I agree with the underlying idea here; humans should acknowledge their true emotions/drivers, instead of being inauthentic with themselves.
I also think envy can be effective for short term motivation. However, I think that if you’re consistently envious and utilize it, you’ll never find contentment in what you have. You’ll always look for the next best thing. The short-term rewards are there if it gets you motivated to chase something, but I don’t think you’ll ever be peaceful.
That being said, in my opinion, you never want to be fully content with your life as you live it. This can lead to complacency. When you don’t recognize areas of growth or denigrate desires, you become stagnant.

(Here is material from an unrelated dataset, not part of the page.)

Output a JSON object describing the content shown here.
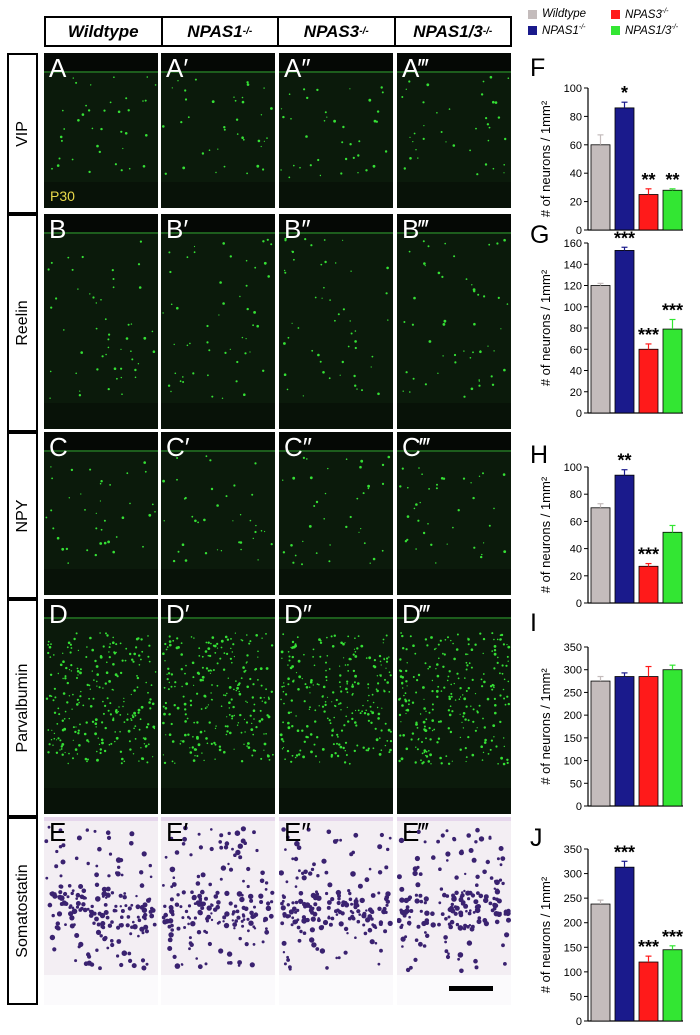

I agree that it’s important to recognize and embrace desires/areas for growth, but chasing them through envy seems unfulfilling long-term. What’s the point of reaching what you chase, if your envy leads you to immediately focus on getting something else? Do you even get to fully appreciate and utilize what’s previously attained (through envy)? It seems like a cycle of chasing but never enjoying. This doesn’t sound like the life I’d want to live.
Therefore, I think it’s important to find the balance between recognizing things to attain and being content with what you already have. Being envious and hyper-fixated on what more you could do/get might be an effective motivator to reach what you want. However, I think it shouldn’t be fully embraced considering its massive downsides on fulfillment and gratitude.
Nietzsche has spoken about the downsides of envy — I need to read into them more.
Other Interesting Stuff from Nietzsche
- fear of failure is a stupid constraint on your life, you get the most out of life by living dangerously
- when you realize you can’t control the external world, you should focus on strengthening your internal world
- drinking (especially social drinking) is stupid
- what’s a question everyone’s searching for the answer to?
- why do you do what do you do?
- there’s no such thing as objective truth, the unwillingness to accept that matter can be considered in many different ways comes from an inflexible mind
- I think embracing the suffering of pain is important for growth.
- I don’t think love always resembles greed, but underlying motives can sometimes be self-serving. If love did universally resemble greed, I don’t think that’s problematic.
- I don’t think envy is an effective motivator due to its downsides — lack of fulfillment and gratitude.